It’s interesting to see the web vs apps pendulum swing back to the web in recent months. From Larry Seltzer’s Can Web standards make mobile apps obsolete?:
What’s the alternative? Well, perhaps the best answer is to go back to the future and do what we do on desktop computers: use the Web and the Web browser. Updates to HTML apps happen entirely on the server, so users get them immediately. There’s no window of vulnerability between the release of a security fix and the user applying the update. So with a capable, HTML-based platform and a well-designed program that makes good use of CSS, one site could support phones, tablets, PCs, and just about anything else with one site.
The primary issue with moving back to the web is mainly what the web has become in recent years.
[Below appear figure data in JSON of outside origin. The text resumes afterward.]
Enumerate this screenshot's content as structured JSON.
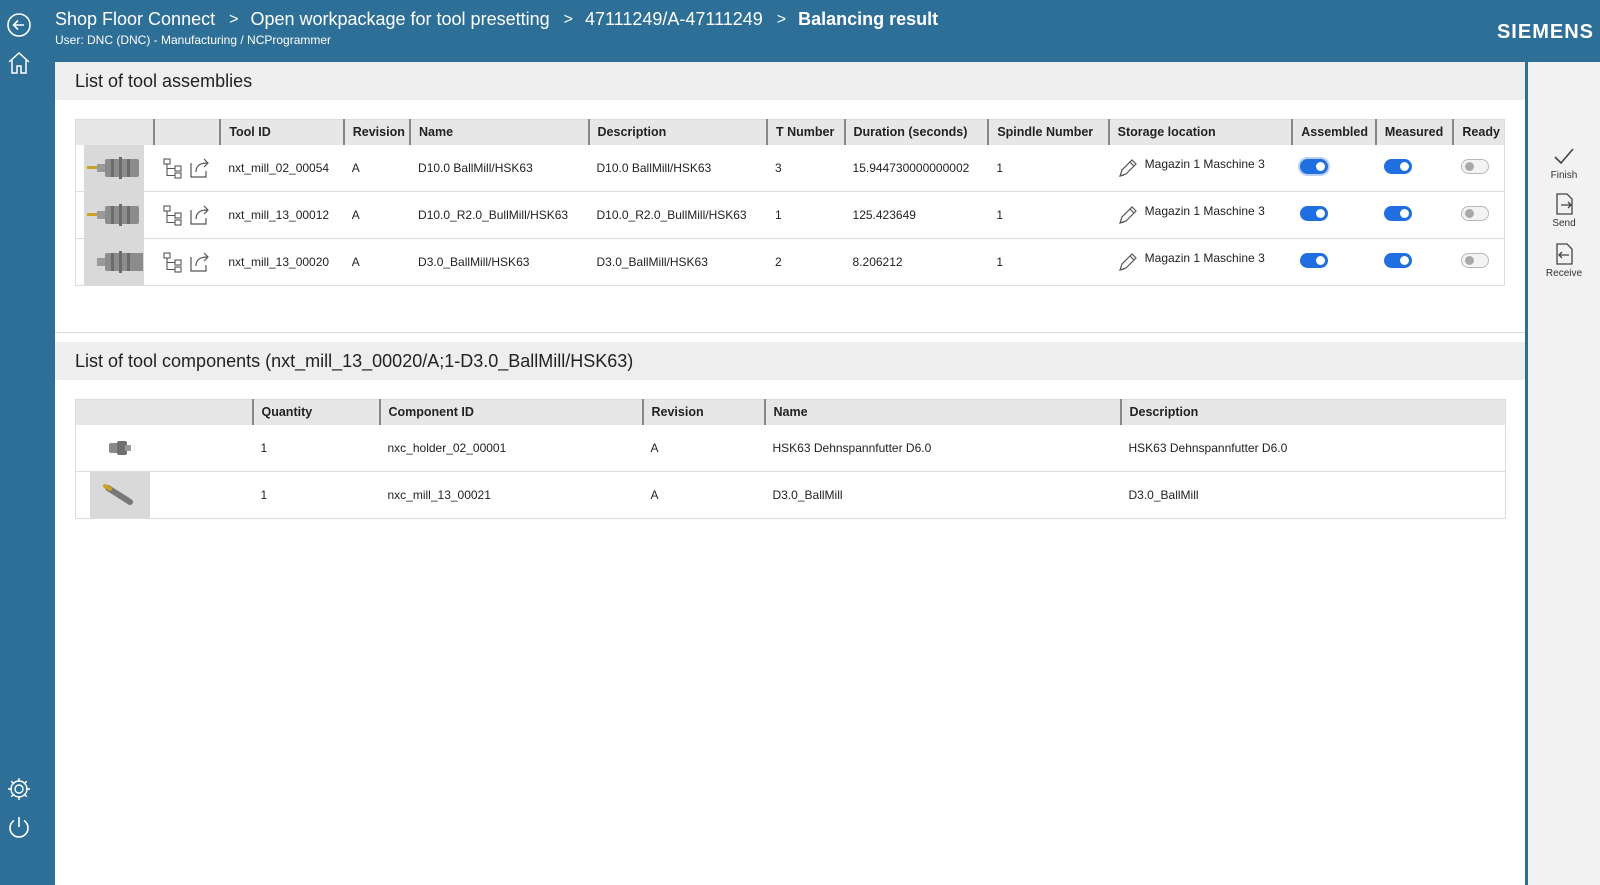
{
  "header": {
    "breadcrumbs": [
      "Shop Floor Connect",
      "Open workpackage for tool presetting",
      "47111249/A-47111249"
    ],
    "separator": ">",
    "current": "Balancing result",
    "user": "User: DNC (DNC) - Manufacturing / NCProgrammer",
    "brand": "SIEMENS"
  },
  "sidebar": {
    "top_icons": [
      "back-icon",
      "home-icon"
    ],
    "bottom_icons": [
      "gear-icon",
      "power-icon"
    ]
  },
  "assemblies": {
    "title": "List of tool assemblies",
    "columns": [
      "",
      "",
      "Tool ID",
      "Revision",
      "Name",
      "Description",
      "T Number",
      "Duration (seconds)",
      "Spindle Number",
      "Storage location",
      "Assembled",
      "Measured",
      "Ready"
    ],
    "rows": [
      {
        "tool_id": "nxt_mill_02_00054",
        "revision": "A",
        "name": "D10.0 BallMill/HSK63",
        "description": "D10.0 BallMill/HSK63",
        "t_number": "3",
        "duration": "15.944730000000002",
        "spindle": "1",
        "storage": "Magazin 1 Maschine 3",
        "assembled": true,
        "measured": true,
        "ready": false
      },
      {
        "tool_id": "nxt_mill_13_00012",
        "revision": "A",
        "name": "D10.0_R2.0_BullMill/HSK63",
        "description": "D10.0_R2.0_BullMill/HSK63",
        "t_number": "1",
        "duration": "125.423649",
        "spindle": "1",
        "storage": "Magazin 1 Maschine 3",
        "assembled": true,
        "measured": true,
        "ready": false
      },
      {
        "tool_id": "nxt_mill_13_00020",
        "revision": "A",
        "name": "D3.0_BallMill/HSK63",
        "description": "D3.0_BallMill/HSK63",
        "t_number": "2",
        "duration": "8.206212",
        "spindle": "1",
        "storage": "Magazin 1 Maschine 3",
        "assembled": true,
        "measured": true,
        "ready": false
      }
    ]
  },
  "components": {
    "title": "List of tool components (nxt_mill_13_00020/A;1-D3.0_BallMill/HSK63)",
    "columns": [
      "",
      "Quantity",
      "Component ID",
      "Revision",
      "Name",
      "Description"
    ],
    "rows": [
      {
        "quantity": "1",
        "component_id": "nxc_holder_02_00001",
        "revision": "A",
        "name": "HSK63 Dehnspannfutter D6.0",
        "description": "HSK63 Dehnspannfutter D6.0"
      },
      {
        "quantity": "1",
        "component_id": "nxc_mill_13_00021",
        "revision": "A",
        "name": "D3.0_BallMill",
        "description": "D3.0_BallMill"
      }
    ]
  },
  "actionbar": {
    "finish": "Finish",
    "send": "Send",
    "receive": "Receive"
  },
  "colors": {
    "brand_blue": "#2e6f97",
    "toggle_on": "#1f6fe0"
  }
}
As Maciej Cegłowski points out, we have a website obesity crisis. The talk (which you shoud definitely read) starts like this:
What do I mean by a website obesity crisis?
Here’s an article on GigaOm from 2012 titled “The Growing Epidemic of Page Bloat“. It warns that the average web page is over a megabyte in size.
The article itself is 1.8 megabytes long.
We can’t have it both ways, unfortunately. The only way that the web can become a better mobile platform than apps is if we take the obesity/performance crisis seriously. Otherwise the “it’s too slow!” argument will always win.
For an example of how this idea could work sensibly, see Addy Osmani’s excellent Getting started with Progressive Web Apps.